PART 11/12
3am. A road outside the collation centre. Ola and three people in his car. Engine off. They have been here for four hours.
He has the IReV photographs. His agents who stayed photographed the result sheets. He has them on his phone. He has gone through them forty times. His count says one thing.
The collation centre says another.
A returning officer came out two hours ago. He said there was a verification issue and the announcement would be delayed. He went back inside. He came out again. Said the same thing. Two SUVs arrived an hour ago with tinted windows. Parked at the side of the building. Nobody got out for twenty minutes. Then someone got out and went inside.
Ola is watching the building.
He is very calm. He noticed an hour ago that he was very calm and found it strange. He is not sure if the calmness is understanding or something that comes after understanding. The thing that comes after you have traced all the steps and arrived at the destination you were always going to arrive at and there is nothing left to be surprised by.
One of the people with him says: Savage should be here.
Ola says nothing.
The person says: he said he would be here by midnight.
Ola says: I know.
He looks at his phone. There is a message from Savage from eleven thirty. It says: held up. Coming soon.
Ola has read the message several times. He does not respond to it.
He thinks about the primary. The eleven votes. Tola's voice on the phone. The delegate from Ward 3 who took another meeting. Whether Savage knew and said nothing or didn't know and should have.
He has been carrying this question for three months. He has not asked it directly. Every time he has almost asked it, something in the conversation shifted before he could. He tells himself this is because there was always something more urgent. He knows this is not entirely true.
The lights inside the collation centre are still on.
The returning officer comes out at three forty-seven. He stands on the steps. He reads from a sheet of paper.
He reads the results by ward. The numbers are not Ola's numbers. The margin is not close.
He announces the winner's name. He goes back inside.
The person beside Ola says: we should file a petition. He says: we have the photographs.
Ola says: I know.
He looks at the collation centre. The SUVs are still there. The lights inside are still on.
He says: I know.
He starts the engine. He drives home through empty streets. The photographs are on his phone in his pocket. He does not look at them.
Form EC8A is a single sheet of paper.
It has columns for the polling unit name, the number of accredited voters, the number of ballots cast, and the votes received by each candidate. At the bottom are spaces for the signatures of the presiding officer and each party agent present. The agent signs to confirm the count or writes "declined" if they dispute it.

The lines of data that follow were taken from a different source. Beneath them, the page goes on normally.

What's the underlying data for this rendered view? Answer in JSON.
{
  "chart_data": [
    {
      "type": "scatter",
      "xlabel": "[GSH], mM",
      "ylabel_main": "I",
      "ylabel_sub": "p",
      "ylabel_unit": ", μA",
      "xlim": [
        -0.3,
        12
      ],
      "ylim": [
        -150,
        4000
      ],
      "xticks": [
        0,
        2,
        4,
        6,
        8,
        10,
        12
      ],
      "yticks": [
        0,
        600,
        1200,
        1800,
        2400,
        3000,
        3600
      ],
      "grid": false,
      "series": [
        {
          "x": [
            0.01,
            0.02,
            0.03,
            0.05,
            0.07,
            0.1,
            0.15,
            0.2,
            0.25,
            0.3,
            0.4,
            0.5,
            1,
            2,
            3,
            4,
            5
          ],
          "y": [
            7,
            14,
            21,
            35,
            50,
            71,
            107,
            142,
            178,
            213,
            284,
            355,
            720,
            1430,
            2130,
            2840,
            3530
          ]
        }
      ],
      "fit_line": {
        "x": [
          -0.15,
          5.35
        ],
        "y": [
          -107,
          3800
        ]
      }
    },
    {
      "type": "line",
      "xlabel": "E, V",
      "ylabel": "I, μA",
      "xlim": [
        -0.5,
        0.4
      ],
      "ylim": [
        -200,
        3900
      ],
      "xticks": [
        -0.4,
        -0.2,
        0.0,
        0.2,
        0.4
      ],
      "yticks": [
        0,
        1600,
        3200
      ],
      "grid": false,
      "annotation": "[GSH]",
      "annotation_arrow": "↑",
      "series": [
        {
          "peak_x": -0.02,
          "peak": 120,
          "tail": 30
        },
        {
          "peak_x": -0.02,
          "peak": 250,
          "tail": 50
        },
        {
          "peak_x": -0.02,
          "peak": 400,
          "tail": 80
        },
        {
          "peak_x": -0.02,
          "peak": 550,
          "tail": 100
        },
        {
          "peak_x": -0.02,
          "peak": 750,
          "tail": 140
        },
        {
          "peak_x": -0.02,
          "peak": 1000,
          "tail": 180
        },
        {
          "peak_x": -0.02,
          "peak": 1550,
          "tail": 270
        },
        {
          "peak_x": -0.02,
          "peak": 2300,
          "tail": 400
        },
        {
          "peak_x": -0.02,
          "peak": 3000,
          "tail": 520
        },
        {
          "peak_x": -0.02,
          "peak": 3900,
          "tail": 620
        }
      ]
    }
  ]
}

I have read a lot of Form EC8As. They are the most granular public record the Nigerian electoral system produces. Each one represents a specific polling unit on a specific day. They are the bedrock of every electoral petition.
The journey from that form to the announced result passes through three stages. The ward collation centre, where EC8A figures are aggregated onto Form EC8B. The LGA collation centre, where EC8B figures are aggregated onto Form EC8C. The returning officer's declaration.

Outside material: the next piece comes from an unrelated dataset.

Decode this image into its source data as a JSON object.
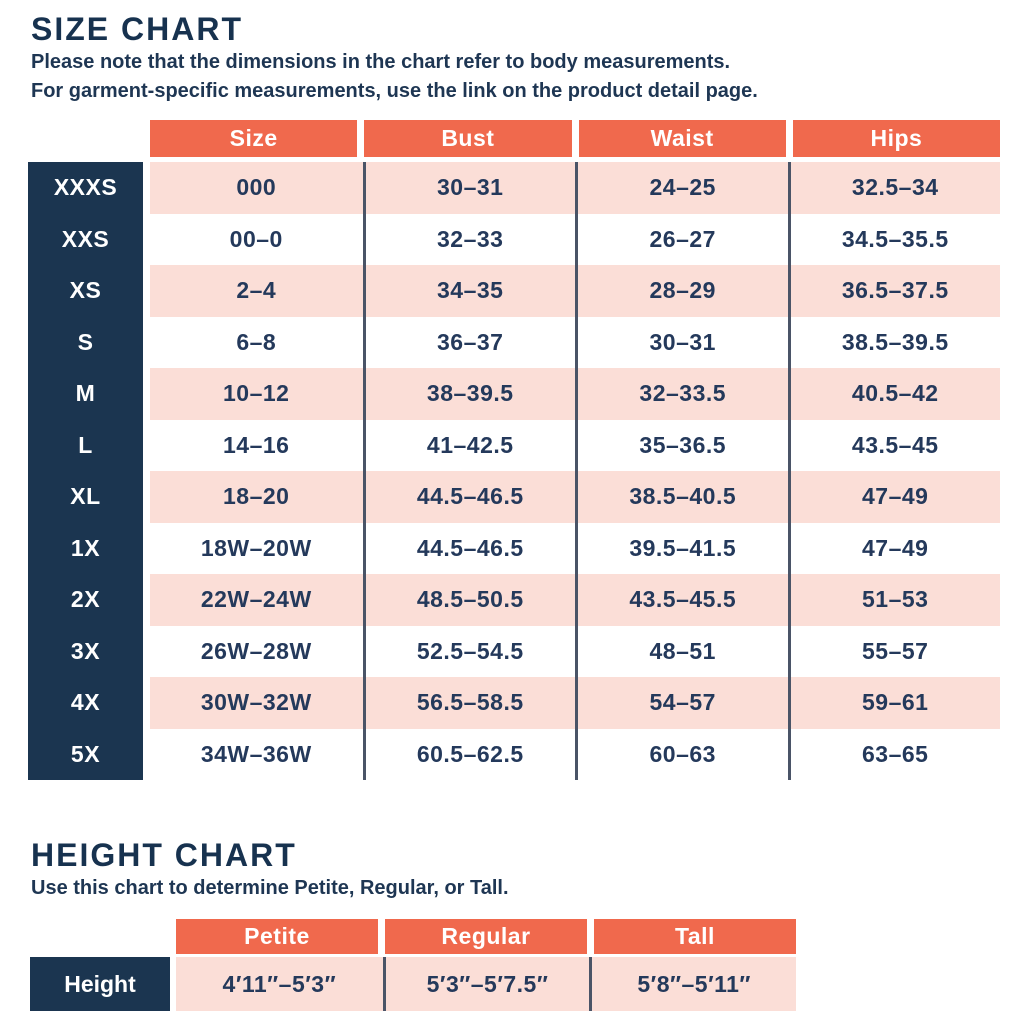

I went looking for the dead zone. The period between the signing of the Form EC8A and the announcement of the Form EC8C.
I found the steps that have witnesses and the steps that don't. The polling unit count has witnesses. Party agents. INEC officials. Potentially observers. The form is signed.
The journey between the polling unit and the ward collation centre is not supervised in any formal sense. The presiding officer walks or drives with the sealed forms. There is a chain of custody document. There is no independent verification of whether the sealed forms are the forms that were sealed.
I read the 2023 tribunal judgments from contests at the LGA and state levels. I found a consistent pattern in how courts have treated collation irregularities. IReV photographs from polling units have been admitted as evidence. Courts have weighed that evidence against original result sheets and found, consistently, that where there is a discrepancy the burden of proof sits with the petitioner.
I mapped what meeting that burden requires. The petitioner must show not just that the numbers differ but that the difference is the result of a specific act by a specific person. The photographs are evidence of the original count. They are not evidence of what happened between the count and the collation. The dead zone between the EC8A and the EC8C is the space where the photograph cannot reach.
I found the Kenya comparison. In 2017, the Kenyan Supreme Court nullified the presidential election on the basis of irregularities in the transmission and verification of results. The evidence category was the same as what Nigerian petitioners have presented in multiple cases. The judicial outcome was different. A Kenyan court looked at the same category of evidence and decided it was sufficient. A Nigerian court looked at comparable evidence and decided it was not.
In 2017 the Kenyan Supreme Court looked at transmission irregularities and nullified the election. Nigerian courts have looked at the same category of evidence repeatedly and declined to act. The photographs Ola has on his phone would have been sufficient evidence in Nairobi. In the local government collation centre on this road at 3am, they are not.